IMO it's not a great investment since there are ways to get the same information for free if one can do research themselves.

FMOs are now promoting this as a way to have other ways to build when/if the medicare train ends (or slows way down). IMO

In that sense it might be good for an agent to do, but not this agent I will not be doing that. The agents I know who have completed it over a year ago, so far nothing was that fruitful bc they took this course.

These "extra designations" aren't what sells in most cases. It's "us" the person buys, not the alphabet behind ones name. Some agents would benefit more by taking courses on simple communication and listening skills. lol
 
I agree that designations are meaningless to most of the prospects and clients.

I went through the CLU program years ago while still in college. I am still allowed to add CLU after my name (although I rarely do). What's interesting is there are no dues or mandatory CE to keep/display the designation.

Most of what I learned 50 years ago is either forgotten (mostly from lack of use) or no longer applicable due to changing laws and regulations.

When I started this thread, asking for feedback, I was more curious about how useful (or not) the training is for working with T65 folks and cared nothing about adding more letters after my name.

Thanks for the feedback.

@KandKsmommy you might be better off buying the SS for Dummies book ($21 on Amazon) than investing in the course. They also have a NOLO Guide to SSDI for $32 that could be a companion guide.

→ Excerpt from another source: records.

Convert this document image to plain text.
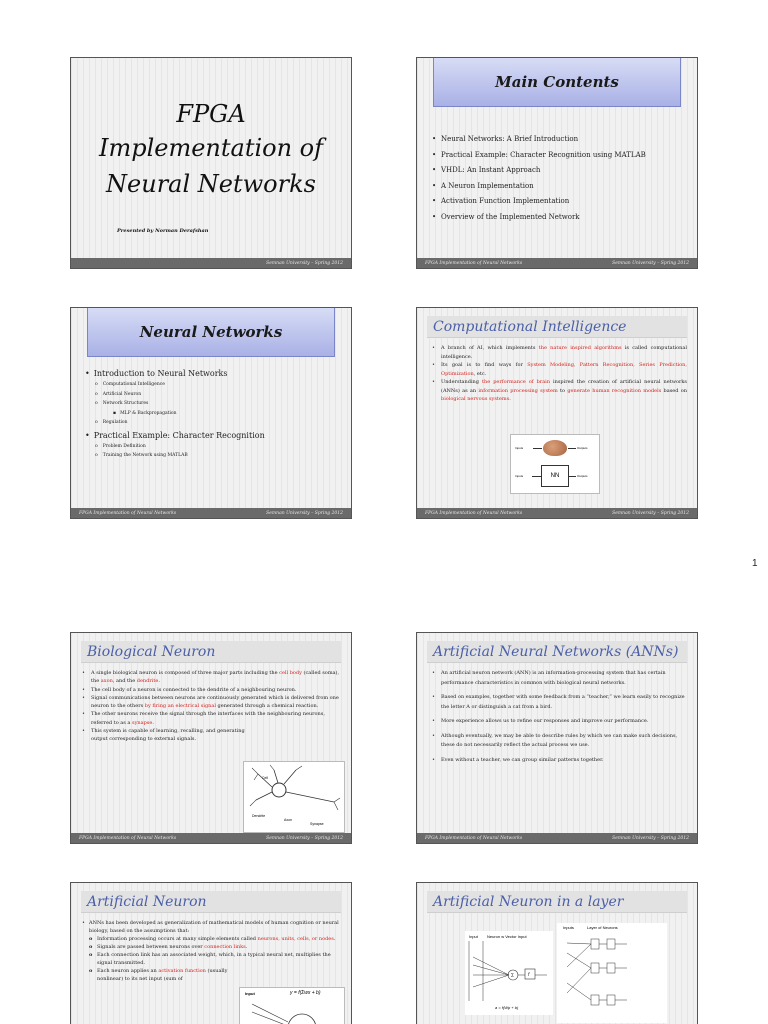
FPGA
Implementation of
Neural Networks
Presented by Norman Derafshan
Semnan University – Spring 2012
Main Contents
• Neural Networks: A Brief Introduction
• Practical Example: Character Recognition using MATLAB
• VHDL: An Instant Approach
• A Neuron Implementation
• Activation Function Implementation
• Overview of the Implemented Network
FPGA Implementation of Neural Networks	Semnan University – Spring 2012
Neural Networks
• Introduction to Neural Networks
o Computational Intelligence
o Artificial Neuron
o Network Structures
▪ MLP & Backpropagation
o Regulation
• Practical Example: Character Recognition
o Problem Definition
o Training the Network using MATLAB
FPGA Implementation of Neural Networks	Semnan University – Spring 2012
Computational Intelligence
• A branch of AI, which implements the nature inspired algorithms is called computational intelligence.
• Its goal is to find ways for System Modeling, Pattern Recognition, Series Prediction, Optimization, etc.
• Understanding the performance of brain inspired the creation of artificial neural networks (ANNs) as an information processing system to generate human recognition models based on biological nervous systems.
Inputs	Outputs
Inputs	NN	Outputs
FPGA Implementation of Neural Networks	Semnan University – Spring 2012
1
Biological Neuron
• A single biological neuron is composed of three major parts including the cell body (called soma), the axon, and the dendrite.
• The cell body of a neuron is connected to the dendrite of a neighbouring neuron.
• Signal communications between neurons are continuously generated which is delivered from one neuron to the others by firing an electrical signal generated through a chemical reaction.
• The other neurons receive the signal through the interfaces with the neighbouring neurons, referred to as a synapse.
• This system is capable of learning, recalling, and generating output corresponding to external signals.
Cell
Dendrite
Axon
Synapse
FPGA Implementation of Neural Networks	Semnan University – Spring 2012
Artificial Neural Networks (ANNs)
• An artificial neuron network (ANN) is an information-processing system that has certain performance characteristics in common with biological neural networks.
• Based on examples, together with some feedback from a “teacher,” we learn easily to recognize the letter A or distinguish a cat from a bird.
• More experience allows us to refine our responses and improve our performance.
• Although eventually, we may be able to describe rules by which we can make such decisions, these do not necessarily reflect the actual process we use.
• Even without a teacher, we can group similar patterns together.
FPGA Implementation of Neural Networks	Semnan University – Spring 2012
Artificial Neuron
• ANNs has been developed as generalization of mathematical models of human cognition or neural biology, based on the assumptions that:
o Information processing occurs at many simple elements called neurons, units, cells, or nodes.
o Signals are passed between neurons over connection links.
o Each connection link has an associated weight, which, in a typical neural net, multiplies the signal transmitted.
o Each neuron applies an activation function (usually nonlinear) to its net input (sum of
Input	y = f(Σwx + b)
Artificial Neuron in a layer
Input Neuron w Vector Input
Σ	f
a = f(Wp + b)
Inputs	Layer of Neurons
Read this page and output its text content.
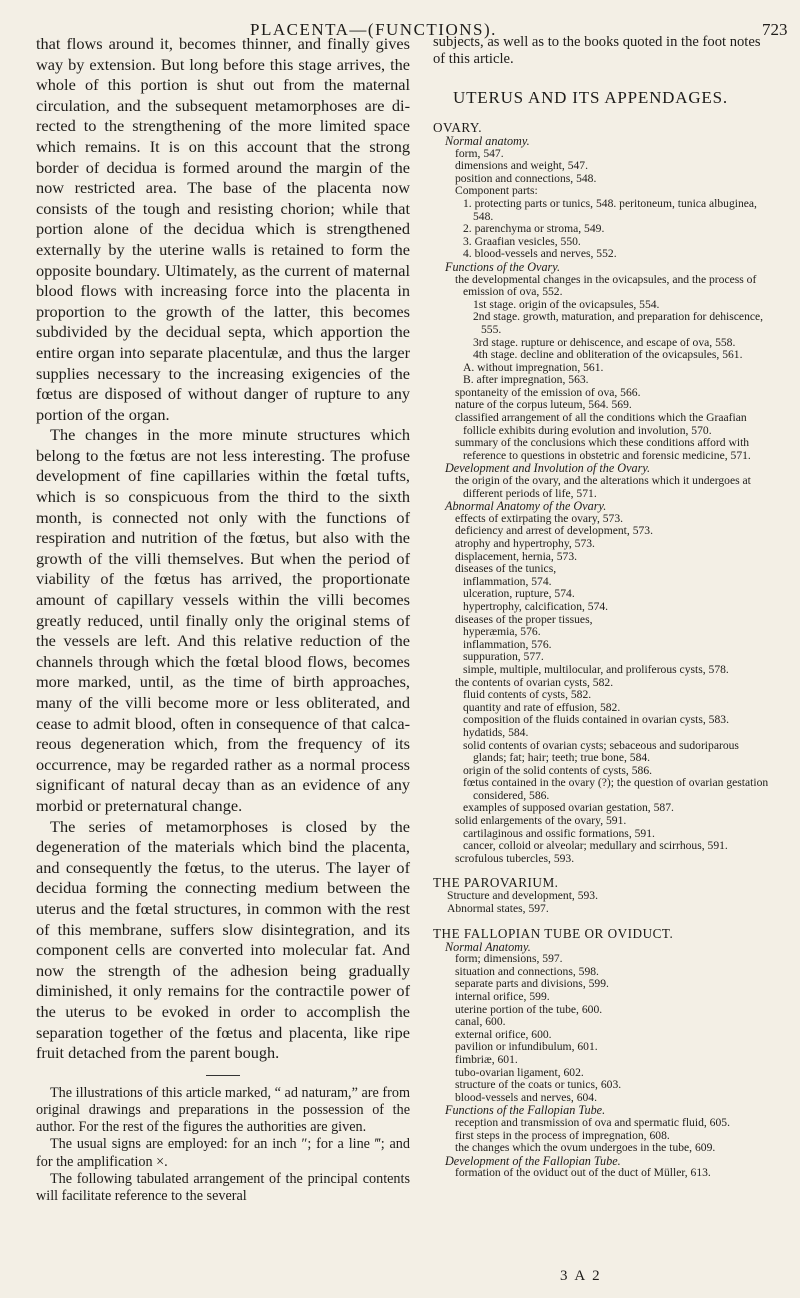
PLACENTA—(FUNCTIONS).	723

that flows around it, becomes thinner, and finally gives way by extension. But long before this stage arrives, the whole of this portion is shut out from the maternal circulation, and the subsequent metamorphoses are directed to the strengthening of the more limited space which remains. It is on this account that the strong border of decidua is formed around the margin of the now restricted area. The base of the placenta now consists of the tough and resisting chorion; while that portion alone of the decidua which is strengthened externally by the uterine walls is retained to form the opposite boundary. Ultimately, as the current of maternal blood flows with increasing force into the placenta in proportion to the growth of the latter, this becomes subdivided by the decidual septa, which apportion the entire organ into separate placentulæ, and thus the larger supplies necessary to the increasing exigencies of the fœtus are disposed of without danger of rupture to any portion of the organ.

The changes in the more minute structures which belong to the fœtus are not less interesting. The profuse development of fine capillaries within the fœtal tufts, which is so conspicuous from the third to the sixth month, is connected not only with the functions of respiration and nutrition of the fœtus, but also with the growth of the villi themselves. But when the period of viability of the fœtus has arrived, the proportionate amount of capillary vessels within the villi becomes greatly reduced, until finally only the original stems of the vessels are left. And this relative reduction of the channels through which the fœtal blood flows, becomes more marked, until, as the time of birth approaches, many of the villi become more or less obliterated, and cease to admit blood, often in consequence of that calcareous degeneration which, from the frequency of its occurrence, may be regarded rather as a normal process significant of natural decay than as an evidence of any morbid or preternatural change.

The series of metamorphoses is closed by the degeneration of the materials which bind the placenta, and consequently the fœtus, to the uterus. The layer of decidua forming the connecting medium between the uterus and the fœtal structures, in common with the rest of this membrane, suffers slow disintegration, and its component cells are converted into molecular fat. And now the strength of the adhesion being gradually diminished, it only remains for the contractile power of the uterus to be evoked in order to accomplish the separation together of the fœtus and placenta, like ripe fruit detached from the parent bough.

The illustrations of this article marked, “ ad naturam,” are from original drawings and preparations in the possession of the author. For the rest of the figures the authorities are given.

The usual signs are employed: for an inch ″; for a line ‴; and for the amplification ×.

The following tabulated arrangement of the principal contents will facilitate reference to the several

subjects, as well as to the books quoted in the foot notes of this article.

UTERUS AND ITS APPENDAGES.
OVARY.
Normal anatomy.
form, 547.
dimensions and weight, 547.
position and connections, 548.
Component parts:
1. protecting parts or tunics, 548. peritoneum, tunica albuginea, 548.
2. parenchyma or stroma, 549.
3. Graafian vesicles, 550.
4. blood-vessels and nerves, 552.
Functions of the Ovary.
the developmental changes in the ovicapsules, and the process of emission of ova, 552.
1st stage. origin of the ovicapsules, 554.
2nd stage. growth, maturation, and preparation for dehiscence, 555.
3rd stage. rupture or dehiscence, and escape of ova, 558.
4th stage. decline and obliteration of the ovicapsules, 561.
A. without impregnation, 561.
B. after impregnation, 563.
spontaneity of the emission of ova, 566.
nature of the corpus luteum, 564. 569.
classified arrangement of all the conditions which the Graafian follicle exhibits during evolution and involution, 570.
summary of the conclusions which these conditions afford with reference to questions in obstetric and forensic medicine, 571.
Development and Involution of the Ovary.
the origin of the ovary, and the alterations which it undergoes at different periods of life, 571.
Abnormal Anatomy of the Ovary.
effects of extirpating the ovary, 573.
deficiency and arrest of development, 573.
atrophy and hypertrophy, 573.
displacement, hernia, 573.
diseases of the tunics,
inflammation, 574.
ulceration, rupture, 574.
hypertrophy, calcification, 574.
diseases of the proper tissues,
hyperæmia, 576.
inflammation, 576.
suppuration, 577.
simple, multiple, multilocular, and proliferous cysts, 578.
the contents of ovarian cysts, 582.
fluid contents of cysts, 582.
quantity and rate of effusion, 582.
composition of the fluids contained in ovarian cysts, 583.
hydatids, 584.
solid contents of ovarian cysts; sebaceous and sudoriparous glands; fat; hair; teeth; true bone, 584.
origin of the solid contents of cysts, 586.
fœtus contained in the ovary (?); the question of ovarian gestation considered, 586.
examples of supposed ovarian gestation, 587.
solid enlargements of the ovary, 591.
cartilaginous and ossific formations, 591.
cancer, colloid or alveolar; medullary and scirrhous, 591.
scrofulous tubercles, 593.
THE PAROVARIUM.
Structure and development, 593.
Abnormal states, 597.
THE FALLOPIAN TUBE OR OVIDUCT.
Normal Anatomy.
form; dimensions, 597.
situation and connections, 598.
separate parts and divisions, 599.
internal orifice, 599.
uterine portion of the tube, 600.
canal, 600.
external orifice, 600.
pavilion or infundibulum, 601.
fimbriæ, 601.
tubo-ovarian ligament, 602.
structure of the coats or tunics, 603.
blood-vessels and nerves, 604.
Functions of the Fallopian Tube.
reception and transmission of ova and spermatic fluid, 605.
first steps in the process of impregnation, 608.
the changes which the ovum undergoes in the tube, 609.
Development of the Fallopian Tube.
formation of the oviduct out of the duct of Müller, 613.
3 A 2
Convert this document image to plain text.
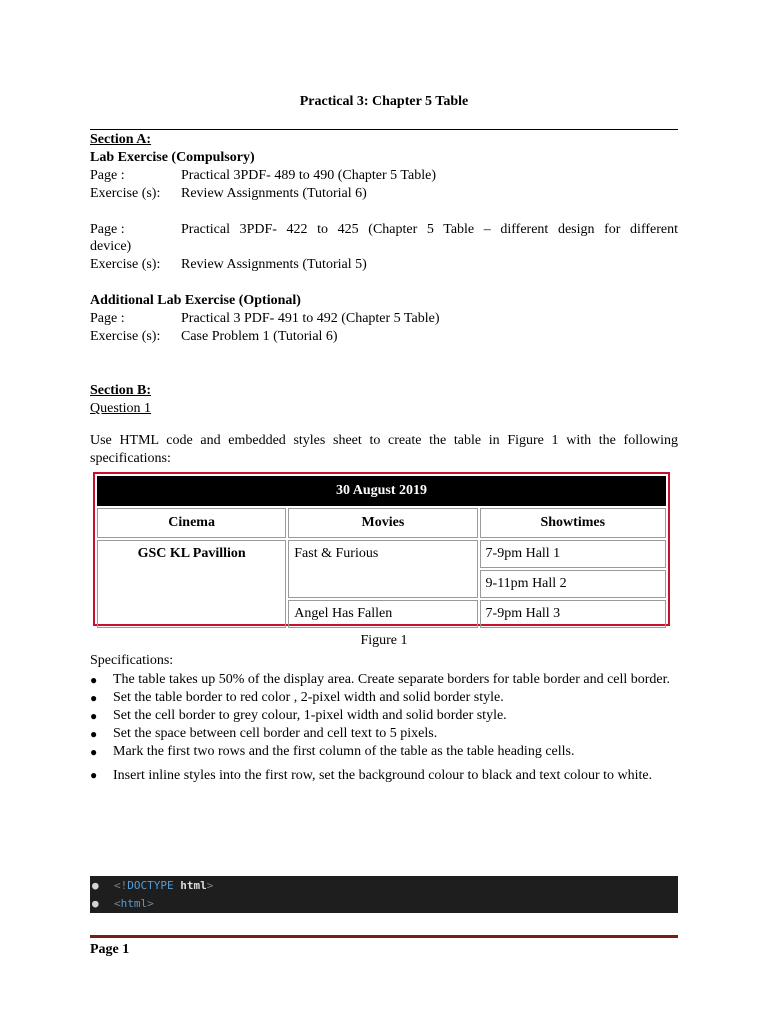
Practical 3: Chapter 5 Table
Section A:
Lab Exercise (Compulsory)
Page :	Practical 3PDF- 489 to 490 (Chapter 5 Table)
Exercise (s): Review Assignments (Tutorial 6)
Page :	Practical 3PDF- 422 to 425 (Chapter 5 Table – different design for different
device)
Exercise (s): Review Assignments (Tutorial 5)
Additional Lab Exercise (Optional)
Page :	Practical 3 PDF- 491 to 492 (Chapter 5 Table)
Exercise (s): Case Problem 1 (Tutorial 6)
Section B:
Question 1
Use HTML code and embedded styles sheet to create the table in Figure 1 with the following
specifications:
30 August 2019		
Cinema	Movies	Showtimes
GSC KL Pavillion	Fast & Furious	7-9pm Hall 1
		9-11pm Hall 2
	Angel Has Fallen	7-9pm Hall 3
Figure 1
Specifications:
● The table takes up 50% of the display area. Create separate borders for table border and cell border.
● Set the table border to red color , 2-pixel width and solid border style.
● Set the cell border to grey colour, 1-pixel width and solid border style.
● Set the space between cell border and cell text to 5 pixels.
● Mark the first two rows and the first column of the table as the table heading cells.
● Insert inline styles into the first row, set the background colour to black and text colour to white.
● <!DOCTYPE html>
● <html>
Page 1
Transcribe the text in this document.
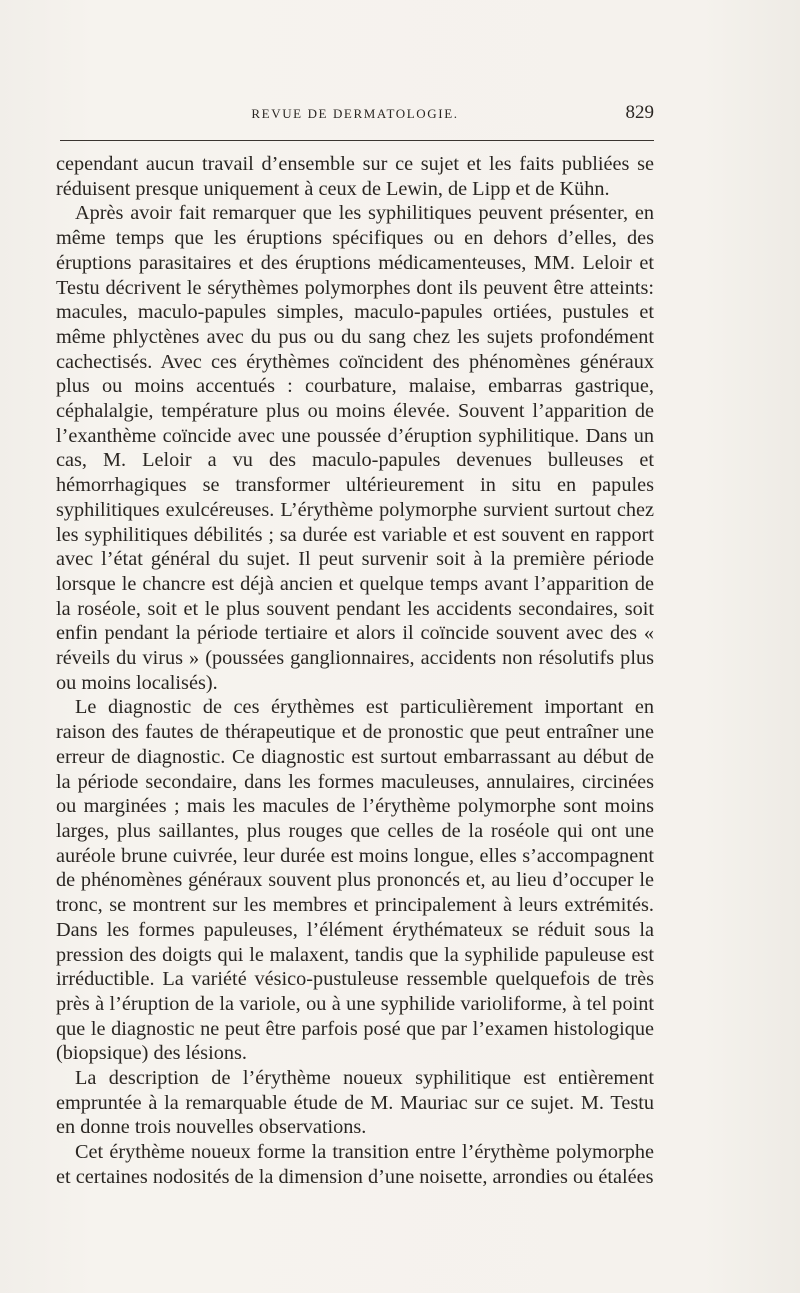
REVUE DE DERMATOLOGIE.	829

cependant aucun travail d’ensemble sur ce sujet et les faits publiées se réduisent presque uniquement à ceux de Lewin, de Lipp et de Kühn.

Après avoir fait remarquer que les syphilitiques peuvent présenter, en même temps que les éruptions spécifiques ou en dehors d’elles, des éruptions parasitaires et des éruptions médicamenteuses, MM. Leloir et Testu décrivent le sérythèmes polymorphes dont ils peuvent être atteints: macules, maculo-papules simples, maculo-papules ortiées, pustules et même phlyctènes avec du pus ou du sang chez les sujets profondément cachectisés. Avec ces érythèmes coïncident des phénomènes généraux plus ou moins accentués : courbature, malaise, embarras gastrique, céphalalgie, température plus ou moins élevée. Souvent l’apparition de l’exanthème coïncide avec une poussée d’éruption syphilitique. Dans un cas, M. Leloir a vu des maculo-papules devenues bulleuses et hémorrhagiques se transformer ultérieurement in situ en papules syphilitiques exulcéreuses. L’érythème polymorphe survient surtout chez les syphilitiques débilités ; sa durée est variable et est souvent en rapport avec l’état général du sujet. Il peut survenir soit à la première période lorsque le chancre est déjà ancien et quelque temps avant l’apparition de la roséole, soit et le plus souvent pendant les accidents secondaires, soit enfin pendant la période tertiaire et alors il coïncide souvent avec des « réveils du virus » (poussées ganglionnaires, accidents non résolutifs plus ou moins localisés).

Le diagnostic de ces érythèmes est particulièrement important en raison des fautes de thérapeutique et de pronostic que peut entraîner une erreur de diagnostic. Ce diagnostic est surtout embarrassant au début de la période secondaire, dans les formes maculeuses, annulaires, circinées ou marginées ; mais les macules de l’érythème polymorphe sont moins larges, plus saillantes, plus rouges que celles de la roséole qui ont une auréole brune cuivrée, leur durée est moins longue, elles s’accompagnent de phénomènes généraux souvent plus prononcés et, au lieu d’occuper le tronc, se montrent sur les membres et principalement à leurs extrémités. Dans les formes papuleuses, l’élément érythémateux se réduit sous la pression des doigts qui le malaxent, tandis que la syphilide papuleuse est irréductible. La variété vésico-pustuleuse ressemble quelquefois de très près à l’éruption de la variole, ou à une syphilide varioliforme, à tel point que le diagnostic ne peut être parfois posé que par l’examen histologique (biopsique) des lésions.

La description de l’érythème noueux syphilitique est entièrement empruntée à la remarquable étude de M. Mauriac sur ce sujet. M. Testu en donne trois nouvelles observations.

Cet érythème noueux forme la transition entre l’érythème polymorphe et certaines nodosités de la dimension d’une noisette, arrondies ou étalées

$53 sounds better to me than $2500 . . . but if after reading the two books if you need more enlightenment, toss $2500 in the fire.
 
These "extra designations" aren't what sells in most cases. It's "us" the person buys, not the alphabet behind ones name. Some agents would benefit more by taking courses on simple communication and listening skills. lol

I have seen mixed reviews on it. I agree it's not the designation that gets them through the door.

I hired an employee who does taxes so she is studying to get licensed in at least life. We have people asking us for advise and I want to make sure we provide them the best guidance. With her knowledge of the tax side I think she's the perfect person to train to offer the service.

I have been wanting to expand service offerings for years under my old boss but I was never given the support I needed. Now that I own the agency I have been working to make my dream a reality.

We are in a rural area and most of the clients we see aren't super tech savvy. Between the identity verification process changes and the threat of our closest SS office (1 1/2 hours away) closing I want to try and help fill that gap.

I am also viewing it as an opportunity to get more retirees through our doors. I figure it is the perfect time to do a needs analysis and help identify exactly what products they need to replace the benefits they are losing by retiring.

I would much rather have her learn from the free resource but I was thinking the RSSA might help her learn faster.